Vignesh Sundaresan, un entrepreneur qui a fait fortune grâce aux crypto-monnaies et a déboursé la somme record de 69,3 millions de dollars pour une oeuvre d’art numérique n’a pas, à première vue, les attributs d’un riche collectionneur.
Le jeune homme de 32 ans, habillé d’un pantalon chinos et d’un t-shirt, habite dans un appartement standard de Singapour. Egalement connu sous le pseudonyme Metakovan, l’homme n’a aucune propriété immobilière ni véhicule à son actif et la plupart de ses investissements ont été réalisés dans le monde virtuel.
«Mes biens les plus précieux sont mon ordinateur, et peut-être ma montre», explique à l’AFP l’entrepreneur né en Inde et résidant à Singapour depuis son appartement à la décoration spartiate.
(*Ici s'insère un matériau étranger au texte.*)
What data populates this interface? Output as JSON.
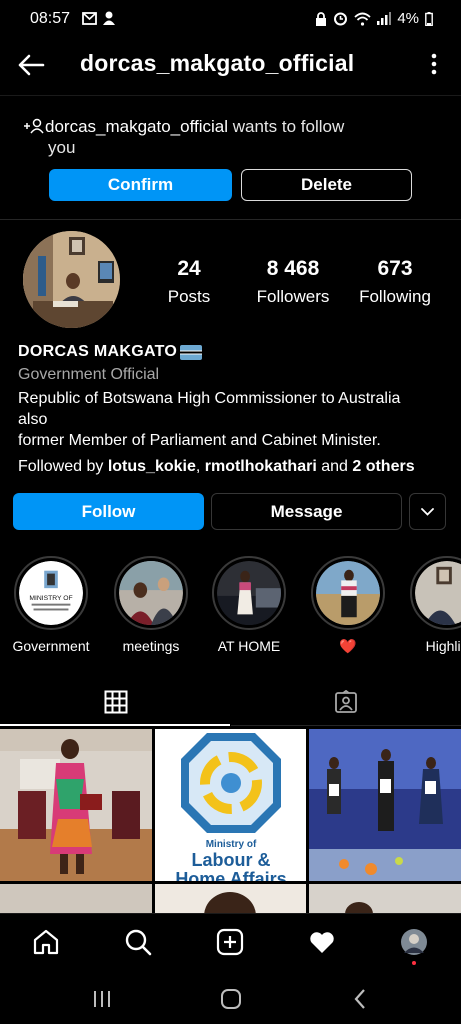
{
  "status_bar": {
    "time": "08:57",
    "battery": "4%"
  },
  "header": {
    "username": "dorcas_makgato_official"
  },
  "follow_request": {
    "username": "dorcas_makgato_official",
    "text_line1_suffix": " wants to follow",
    "text_line2": "you",
    "confirm_label": "Confirm",
    "delete_label": "Delete"
  },
  "profile": {
    "stats": [
      {
        "value": "24",
        "label": "Posts"
      },
      {
        "value": "8 468",
        "label": "Followers"
      },
      {
        "value": "673",
        "label": "Following"
      }
    ],
    "name": "DORCAS MAKGATO",
    "category": "Government Official",
    "bio_line1": "Republic of Botswana High Commissioner to Australia",
    "bio_line2": "also",
    "bio_line3": "former Member of Parliament and Cabinet Minister.",
    "followed_prefix": "Followed by ",
    "followed_user1": "lotus_kokie",
    "followed_sep": ", ",
    "followed_user2": "rmotlhokathari",
    "followed_and": " and ",
    "followed_others": "2 others",
    "follow_label": "Follow",
    "message_label": "Message"
  },
  "highlights": [
    {
      "label": "Government",
      "ring_text": "MINISTRY OF"
    },
    {
      "label": "meetings"
    },
    {
      "label": "AT HOME"
    },
    {
      "label": "❤️"
    },
    {
      "label": "Highlig"
    }
  ],
  "grid": {
    "post2_line1": "Ministry of",
    "post2_line2": "Labour &",
    "post2_line3": "Home Affairs"
  },
  "colors": {
    "accent": "#0095f6",
    "background": "#000000",
    "secondary_text": "#a8a8a8"
  }
}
Derrière cette apparence sans prétention, se cache un millionnaire à la tête d’un fonds qui finance des «NFT» ou jetons non fongibles («non-fungible tokens»), qui désignent un certificat d’authenticité associé à un objet virtuel (image, photo, vidéo, morceau de musique).
Le mois dernier, il a emporté aux enchères chez Christie’s l’oeuvre d’art numérique Everydays: the First 5.000 Days, un collage de 5.000 images numériques, de l’artiste américain Beeple, de son vrai nom Mike Winkelmann.
C’est la première oeuvre d’art purement numérique jamais vendue par une grande maison d’enchères.
Vignesh Sundaresan considère que le prix payé pour le collage numérique réalisé par Mike Winkelmann, devenu le troisième artiste vivant le plus coté, est justifié.
«Je considère que cette oeuvre était importante».
«L’oeuvre elle-même est géniale. Mais il y a aussi le message et l’intention symbolique de montrer au monde (…) qu’il y a un phénomène qui se produit underground».
Si l’art numérique n’était encore qu’une petite niche il y a six mois, la vente de l’oeuvre de Beeple à un prix record pour un NFT a fait l’effet d’une bombe sur le marché de l’art.
«connexion spirituelle»
Le fond de l’entrepreneur Metapurse avait déjà acheté vingt oeuvres de Beeple en décembre et a revendu une participation dans cette collection sous forme de « jetons ». D’un prix initial de 0,36 dollar, ces jetons valent actuellement autour de 5 dollars.
Acquérir l’oeuvre The First 5.000 Days a été une épreuve émotionnelle, confie-t-il. Les enchères chez Christie’s ont duré deux semaines avec un prix initial de 100 dollars et jusqu’à 22 millions de personnes en ligne pour assister aux dernières enchères.
«Je ne pensais pas que ce serait aussi disputé». «Et même pour moi, dépenser autant d’argent est assez difficile».
Le jeune homme voudrait exposer maintenant ses oeuvres dans une galerie virtuelle et prévoit d’embaucher un architecte pour la concevoir.
«Sous la forme d’un avatar vous pourrez la visiter et vous rendre à différents étages pour observer les oeuvres», promet-il.
Il avoue ressentir un lien personnel avec l’oeuvre The First 5.000 Days, car, comme l’artiste, il a commencé sa carrière comme amateur dans son domaine et a rencontré le succès après plusieurs années de travail intense.
Beeple a commencé à concevoir The First 5.000 Days en 2007, alors que son travail de designer web l’ennuyait, et il a décidé de créer une oeuvre d’art par jour.
«Il a progressé chaque jour et a travaillé 13 ans pour arriver à ce point», explique Vignesh Sundaresan.
«Je ressens une connexion spirituelle avec lui».
«au bon endroit au bon moment»
Quand il était étudiant en ingénierie, le jeune homme raconte qu’il ne pouvait pas s’offrir d’ordinateur portable.
Il a créé plusieurs sociétés de services en ligne, qui ont échoué, avant de trouver le succès avec une compagnie dédiée aux crypto-monnaies en 2013.
A présent directeur exécutif d’une société de conseil technologique, il finance le fonds d’investissements dans les NFT Metapurse.
Le jeune entrepreneur dément avoir voulu avec ce coup d’éclat augmenter la valeur de ses autres NFT, une accusation formulée par certains critiques. Et assure vouloir aider les artistes en popularisant l’art numérique.
Mais pour certains analystes, les NFT restent une bulle qui ne profite qu’à un petit nombre.
«Je vois quelques artistes qui obtiennent beaucoup d’argent parce qu’ils sont au bon endroit au bon moment», relève Antonio Fatas, professeur à l’école de commerce INSEAD. Mais cela n’aide pas les autres artistes, nuance-t-il.